Laboratory tests revealed kidney function to be within the normal range and showed a significantly low free light chain kappa/lambda ratio of 0.09 (normal: 0.26–1.65). Serum protein electrophoresis identified a monoclonal protein in the IgA region. Immunofixation revealed the presence of monoclonal paraprotein IgA-lambda in the serum (Fig. 1g). Urine immunofixation was negative for Bence Jones protein. Bone marrow biopsy showed 8% lambda light chain-restricted plasma cells. Direct fast scarlet (DFS) staining showed homogenous deposits of amyloid on the mesangium of a renal specimen (Fig. 1h). Mucosae in the sigmoid colon and rectum were also affected (Fig. 1i, j). Based on these results, a diagnosis of IgA-lambda type systemic AL amyloidosis with underlying monoclonal gammopathy of renal significance (MGRS) was also made. After the diagnosis, we re-checked the patient, but found no cutaneous signs of amyloidosis, such as periorbital ecchymoses or macroglossia. Direct fast scarlet (DFS) staining revealed the absence of amyloid in the patient’s skin. A combination chemotherapy with bortezomib and dexamethasone (BD therapy) was started for the treatment of AL amyloidosis. The bullous lesions disappeared and serum autoantibodies to the BMZ became undetectable by IIF within 2 weeks of initiation of treatment. Three months after initiation of BD therapy, paraprotein became negative in the serum by immunofixation and the free light chain kappa/lambda ratio became normal (0.83, normal: 0.26–1.65). Sixteen courses of BD therapy have been performed to date, and no clinical recurrence has been observed during 16-month follow-up.
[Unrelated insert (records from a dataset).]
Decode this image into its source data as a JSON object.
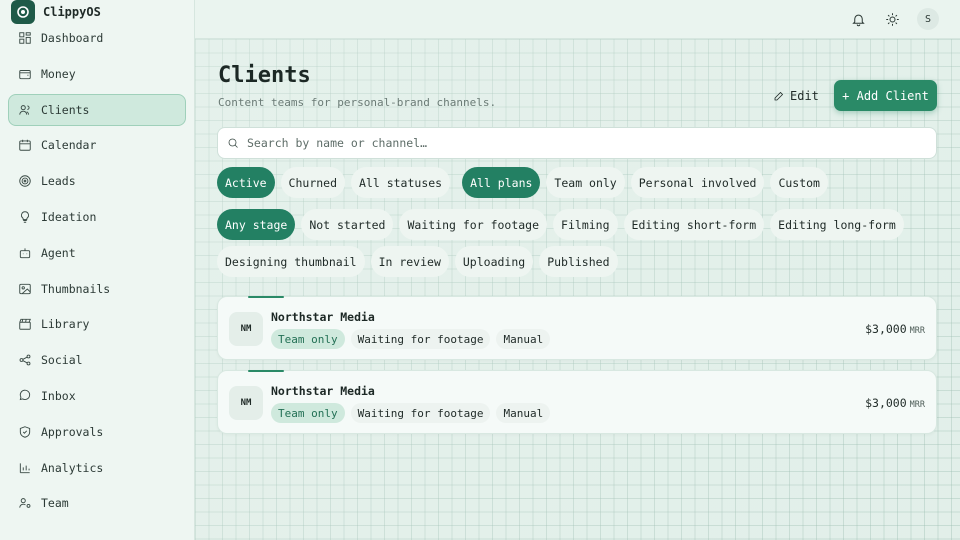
{
  "app": {
    "name": "ClippyOS"
  },
  "sidebar": {
    "items": [
      {
        "label": "Dashboard",
        "icon": "dashboard-icon"
      },
      {
        "label": "Money",
        "icon": "wallet-icon"
      },
      {
        "label": "Clients",
        "icon": "users-icon",
        "active": true
      },
      {
        "label": "Calendar",
        "icon": "calendar-icon"
      },
      {
        "label": "Leads",
        "icon": "target-icon"
      },
      {
        "label": "Ideation",
        "icon": "lightbulb-icon"
      },
      {
        "label": "Agent",
        "icon": "bot-icon"
      },
      {
        "label": "Thumbnails",
        "icon": "image-icon"
      },
      {
        "label": "Library",
        "icon": "clapperboard-icon"
      },
      {
        "label": "Social",
        "icon": "share-icon"
      },
      {
        "label": "Inbox",
        "icon": "message-icon"
      },
      {
        "label": "Approvals",
        "icon": "shield-check-icon"
      },
      {
        "label": "Analytics",
        "icon": "bar-chart-icon"
      },
      {
        "label": "Team",
        "icon": "user-cog-icon"
      }
    ]
  },
  "topbar": {
    "avatar_initial": "S"
  },
  "page": {
    "title": "Clients",
    "subtitle": "Content teams for personal-brand channels.",
    "edit_label": "Edit",
    "add_label": "+ Add Client"
  },
  "search": {
    "placeholder": "Search by name or channel…"
  },
  "filters": {
    "status": [
      {
        "label": "Active",
        "active": true
      },
      {
        "label": "Churned",
        "active": false
      },
      {
        "label": "All statuses",
        "active": false
      }
    ],
    "plan": [
      {
        "label": "All plans",
        "active": true
      },
      {
        "label": "Team only",
        "active": false
      },
      {
        "label": "Personal involved",
        "active": false
      },
      {
        "label": "Custom",
        "active": false
      }
    ],
    "stage_row1": [
      {
        "label": "Any stage",
        "active": true
      },
      {
        "label": "Not started",
        "active": false
      },
      {
        "label": "Waiting for footage",
        "active": false
      },
      {
        "label": "Filming",
        "active": false
      },
      {
        "label": "Editing short-form",
        "active": false
      },
      {
        "label": "Editing long-form",
        "active": false
      }
    ],
    "stage_row2": [
      {
        "label": "Designing thumbnail",
        "active": false
      },
      {
        "label": "In review",
        "active": false
      },
      {
        "label": "Uploading",
        "active": false
      },
      {
        "label": "Published",
        "active": false
      }
    ]
  },
  "clients": [
    {
      "initials": "NM",
      "name": "Northstar Media",
      "plan": "Team only",
      "stage": "Waiting for footage",
      "source": "Manual",
      "mrr": "$3,000",
      "mrr_unit": "MRR"
    },
    {
      "initials": "NM",
      "name": "Northstar Media",
      "plan": "Team only",
      "stage": "Waiting for footage",
      "source": "Manual",
      "mrr": "$3,000",
      "mrr_unit": "MRR"
    }
  ],
  "colors": {
    "accent": "#2a8a67",
    "active_chip": "#238063"
  }
}
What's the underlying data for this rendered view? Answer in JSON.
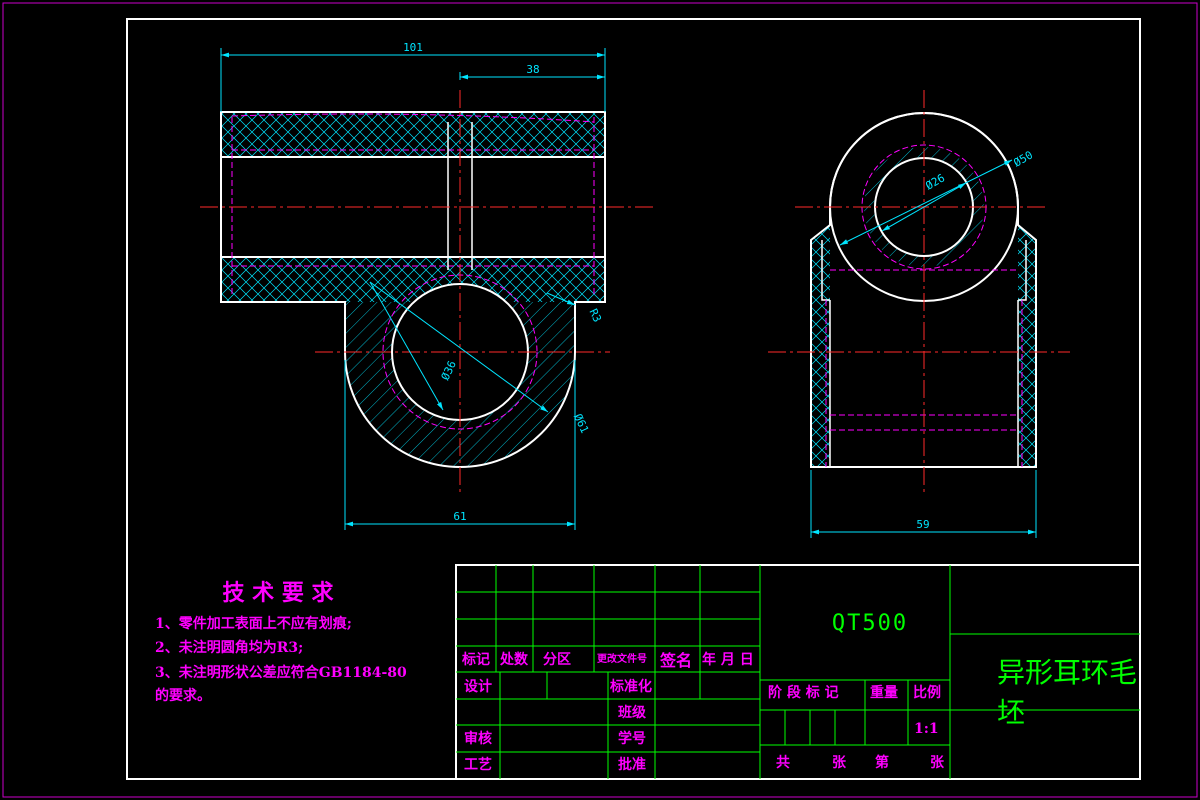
{
  "colors": {
    "background": "#000000",
    "outline": "#ffffff",
    "center_line": "#ff2a2a",
    "dimension": "#00e5ff",
    "hatch": "#00e5ff",
    "hidden": "#ff00ff",
    "table_line": "#00ff00",
    "table_text": "#ff00ff",
    "frame_outer": "#cc00cc"
  },
  "drawing": {
    "front_view": {
      "dims": {
        "overall_length": "101",
        "boss_offset": "38",
        "boss_width": "61",
        "hole_diameter": "Ø36",
        "boss_diameter": "Ø61",
        "fillet": "R3"
      }
    },
    "side_view": {
      "dims": {
        "overall_width": "59",
        "outer_diameter": "Ø50",
        "inner_diameter": "Ø26"
      }
    }
  },
  "tech_requirements": {
    "title": "技 术 要 求",
    "items": [
      "1、零件加工表面上不应有划痕;",
      "2、未注明圆角均为R3;",
      "3、未注明形状公差应符合GB1184-80",
      "的要求。"
    ]
  },
  "title_block": {
    "material": "QT500",
    "part_name_line1": "异形耳环毛",
    "part_name_line2": "坯",
    "revision_headers": [
      "标记",
      "处数",
      "分区",
      "更改文件号",
      "签名",
      "年 月 日"
    ],
    "design": "设计",
    "standardize": "标准化",
    "class": "班级",
    "review": "审核",
    "student_no": "学号",
    "process": "工艺",
    "approve": "批准",
    "stage_mark": "阶 段 标 记",
    "weight": "重量",
    "scale_label": "比例",
    "scale_value": "1:1",
    "total": "共",
    "sheets": "张",
    "sheet_no": "第",
    "sheets2": "张"
  }
}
To our knowledge, this is the first case of LABD concurrent with systemic AL amyloidosis. Systemic amyloidosis can cause several cutaneous and mucosal manifestations, such as purpuras, papules, plaques, oedema, macroglossia and bullous lesions that, together, are called bullous amyloidosis (BA). BA tends to appear as haemorrhagic blisters with purpura on areas of friction, suggesting that frictional trauma on regions with dermal amyloid deposits induces blister formation (5). Autoantibodies have never been detected in skin lesions or sera in cases of BA. Thus, we were easily able to distinguish LABD from BA by the immunological findings in the present case.
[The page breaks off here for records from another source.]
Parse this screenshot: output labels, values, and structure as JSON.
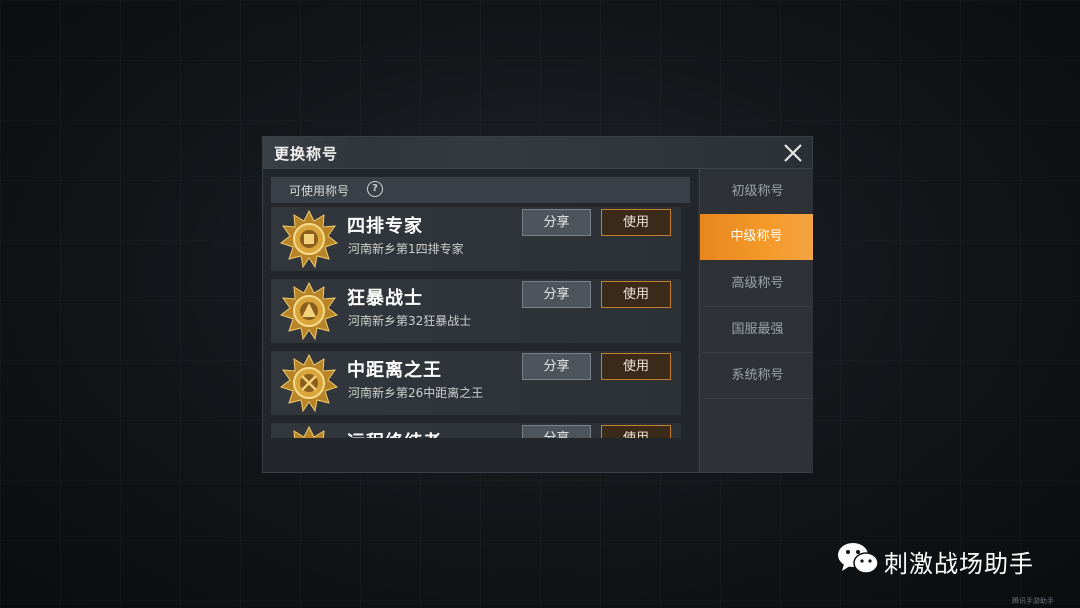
{
  "dialog": {
    "title": "更换称号",
    "subheader": "可使用称号",
    "titles": [
      {
        "name": "四排专家",
        "desc": "河南新乡第1四排专家",
        "share": "分享",
        "use": "使用"
      },
      {
        "name": "狂暴战士",
        "desc": "河南新乡第32狂暴战士",
        "share": "分享",
        "use": "使用"
      },
      {
        "name": "中距离之王",
        "desc": "河南新乡第26中距离之王",
        "share": "分享",
        "use": "使用"
      },
      {
        "name": "远程终结者",
        "desc": "",
        "share": "分享",
        "use": "使用"
      }
    ],
    "tabs": [
      {
        "label": "初级称号",
        "active": false
      },
      {
        "label": "中级称号",
        "active": true
      },
      {
        "label": "高级称号",
        "active": false
      },
      {
        "label": "国服最强",
        "active": false
      },
      {
        "label": "系统称号",
        "active": false
      }
    ]
  },
  "watermark": {
    "text": "刺激战场助手",
    "small": "腾讯手游助手"
  },
  "colors": {
    "accent": "#f09222",
    "use_border": "#c77d2a",
    "badge_gold": "#d9a43a"
  }
}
The mechanism of the production of autoantibodies in our case remains to be addressed. Of note, IgA-lambda was detected in serum and urine by immunofixation and at the BMZ of the skin by DIF, suggesting a correlation between LABD and systemic AL amyloidosis with MGRS in our case. MGRS is a monoclonal gammopathy that fulfils the diagnostic criteria of monoclonal gammopathy of undetermined significance (MGUS): the serum monoclonal (M) protein and bone marrow plasma cells are < 3 g/dl and 10%, respectively, and kidney disease is shown (6). In some cases of Waldenström’s macroglobulinaemia and myeloma, M proteins have been reported to have antibody activity and to react with autoantigens, such as serum albumin, thyroglobulin, nucleoprotein-associated antigens, neural antigens and cytoskeletal antigens (4). We consider the possibility that the same aberrant plasma cell clone would produce excess lambda light chains as well as intact IgA antibodies, which have the ability to react with autoantigens at the BMZ, although the possibility of incidental coexistence of LABD and AL amyloidosis cannot be excluded. As we used a secondary antibody to the Fc portion of IgA for IF studies, the IgA autoantibodies detected at the BMZ must be in an intact form. Considering that a light chain needs to be combined with a heavy chain to form a complete antigen binding site, lambda light chains detected at the BMZ would be a part of intact IgA. The immediate effect of combination chemotherapy for AL amyloidosis on LABD also indicates the relevance of these 2 disorders.

In conclusion, the present case indicates that monoclonal antibodies produced in patients with monoclonal gammopathy may possess reactivity to skin components and lead to the development of autoimmune blistering diseases.